I have the following 4-bytes aligned struct data (no padding at all) that is copied to a unsigned char * buffer before being sent over a TCP socket. The sender machine is a Little Endian system, the receiver is a Big Endian system. 

typedef struct {
    unsigned short  a;
    unsigned short  b;
} Struct;
Struct s;
s.a = 1;
s.b = 2;
...
memmcpy (buf, (unsigned char *)&s, sizeof (Struct));
write (sockfd, buf, sizeof(Struct));

On the sender system, I imagine s.a to be represented in memory like 01 00 and s.b 02 00, thus the stream that is sent out is 01 00 02 00. I assume that in this case the sender is sending little endian byte order over the network and not network byte order.

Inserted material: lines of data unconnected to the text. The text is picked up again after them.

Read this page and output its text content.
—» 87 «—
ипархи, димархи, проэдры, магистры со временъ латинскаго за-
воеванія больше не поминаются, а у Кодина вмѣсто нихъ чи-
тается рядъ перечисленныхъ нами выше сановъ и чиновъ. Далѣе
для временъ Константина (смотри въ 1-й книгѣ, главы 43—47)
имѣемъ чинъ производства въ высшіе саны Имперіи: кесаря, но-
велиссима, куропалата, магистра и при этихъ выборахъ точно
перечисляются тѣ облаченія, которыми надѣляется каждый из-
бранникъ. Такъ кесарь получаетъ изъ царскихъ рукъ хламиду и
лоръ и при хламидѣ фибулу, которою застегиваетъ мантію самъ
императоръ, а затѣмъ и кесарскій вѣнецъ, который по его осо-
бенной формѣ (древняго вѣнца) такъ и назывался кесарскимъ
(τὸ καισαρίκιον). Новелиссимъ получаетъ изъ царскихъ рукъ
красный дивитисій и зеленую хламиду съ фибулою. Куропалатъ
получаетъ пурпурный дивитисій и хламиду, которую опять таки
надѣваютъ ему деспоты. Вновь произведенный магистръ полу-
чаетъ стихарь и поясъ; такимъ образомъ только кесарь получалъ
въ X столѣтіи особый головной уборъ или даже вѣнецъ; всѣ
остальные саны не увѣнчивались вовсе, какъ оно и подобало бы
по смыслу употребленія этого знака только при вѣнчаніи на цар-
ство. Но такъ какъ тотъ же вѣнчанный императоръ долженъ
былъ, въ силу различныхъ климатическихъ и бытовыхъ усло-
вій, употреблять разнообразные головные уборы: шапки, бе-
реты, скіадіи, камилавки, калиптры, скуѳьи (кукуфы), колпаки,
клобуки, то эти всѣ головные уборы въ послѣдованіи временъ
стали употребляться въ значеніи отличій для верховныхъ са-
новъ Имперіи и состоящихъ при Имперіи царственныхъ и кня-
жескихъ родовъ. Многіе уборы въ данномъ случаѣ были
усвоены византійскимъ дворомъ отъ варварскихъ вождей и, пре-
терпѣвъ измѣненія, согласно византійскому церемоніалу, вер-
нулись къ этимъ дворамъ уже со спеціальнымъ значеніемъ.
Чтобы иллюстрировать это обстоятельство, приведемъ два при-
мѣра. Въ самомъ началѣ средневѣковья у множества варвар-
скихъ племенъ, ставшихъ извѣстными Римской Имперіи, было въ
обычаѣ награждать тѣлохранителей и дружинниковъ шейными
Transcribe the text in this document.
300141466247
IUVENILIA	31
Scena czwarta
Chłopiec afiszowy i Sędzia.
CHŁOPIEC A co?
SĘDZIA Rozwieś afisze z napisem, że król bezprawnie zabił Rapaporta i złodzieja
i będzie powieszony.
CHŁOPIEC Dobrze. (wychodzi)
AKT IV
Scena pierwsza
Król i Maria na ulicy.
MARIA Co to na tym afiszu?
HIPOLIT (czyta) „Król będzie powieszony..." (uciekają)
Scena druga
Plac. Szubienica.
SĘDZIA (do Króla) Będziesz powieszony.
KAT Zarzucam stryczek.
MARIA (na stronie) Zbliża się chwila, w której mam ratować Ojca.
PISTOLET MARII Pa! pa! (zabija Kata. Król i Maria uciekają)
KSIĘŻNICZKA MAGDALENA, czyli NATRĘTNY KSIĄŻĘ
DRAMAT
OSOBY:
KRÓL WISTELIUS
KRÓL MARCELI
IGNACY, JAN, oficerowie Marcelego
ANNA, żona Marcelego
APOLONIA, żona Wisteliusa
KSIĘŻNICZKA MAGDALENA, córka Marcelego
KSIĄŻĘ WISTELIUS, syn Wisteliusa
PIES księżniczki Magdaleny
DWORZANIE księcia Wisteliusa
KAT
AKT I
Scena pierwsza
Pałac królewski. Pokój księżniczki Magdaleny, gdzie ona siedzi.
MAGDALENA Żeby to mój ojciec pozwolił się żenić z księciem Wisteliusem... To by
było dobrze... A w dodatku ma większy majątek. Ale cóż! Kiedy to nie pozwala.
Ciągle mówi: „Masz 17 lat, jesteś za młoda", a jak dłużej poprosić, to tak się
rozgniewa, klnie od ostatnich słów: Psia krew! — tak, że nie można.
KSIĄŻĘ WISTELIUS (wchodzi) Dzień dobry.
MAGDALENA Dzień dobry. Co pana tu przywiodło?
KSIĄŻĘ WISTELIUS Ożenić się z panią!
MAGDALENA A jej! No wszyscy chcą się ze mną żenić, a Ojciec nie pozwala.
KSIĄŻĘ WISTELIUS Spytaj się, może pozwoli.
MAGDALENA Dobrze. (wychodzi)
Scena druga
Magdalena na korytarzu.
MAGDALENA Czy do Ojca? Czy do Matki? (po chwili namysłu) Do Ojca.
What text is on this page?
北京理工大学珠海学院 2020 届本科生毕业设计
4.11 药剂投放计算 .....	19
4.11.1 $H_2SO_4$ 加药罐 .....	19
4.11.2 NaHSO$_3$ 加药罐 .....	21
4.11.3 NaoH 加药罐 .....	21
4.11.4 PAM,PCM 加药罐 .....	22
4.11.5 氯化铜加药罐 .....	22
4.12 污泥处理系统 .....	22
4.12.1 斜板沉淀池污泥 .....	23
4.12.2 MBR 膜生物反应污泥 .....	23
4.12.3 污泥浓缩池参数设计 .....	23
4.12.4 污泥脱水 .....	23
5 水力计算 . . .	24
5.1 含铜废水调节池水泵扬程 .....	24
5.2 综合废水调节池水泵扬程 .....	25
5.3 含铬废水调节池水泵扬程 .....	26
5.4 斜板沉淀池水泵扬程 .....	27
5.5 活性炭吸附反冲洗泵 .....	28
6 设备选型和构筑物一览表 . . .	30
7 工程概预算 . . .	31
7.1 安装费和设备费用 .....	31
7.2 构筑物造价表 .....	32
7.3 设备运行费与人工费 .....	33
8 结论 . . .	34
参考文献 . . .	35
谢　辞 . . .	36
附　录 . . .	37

Since the receiver is a Big Endian sytem, my question is:

  1. The sender should send in network byte order (having to call htons on s.a and s.b)
  2. Or the receiver should handle this, by calling ntohs?
1
socketsendianness

1 Answers

1
votes

There isn't a single answer to this question, and there are precedents for both:

  • Most Internet protocols use network byte-order, which means a single code-path on each end, but may require unnecessary byte-swapping when two little-endian machines communicate.

  • CORBA IIOP sends in host byte-order, along with a flag to indicate which order that is - clients must be able to swap endianness if the flag is different from their own native order.

In your case, given that you know the hosts are of different endianness, I recommend you specify your protocol to use network byte order - you'll surprise fewer people that way.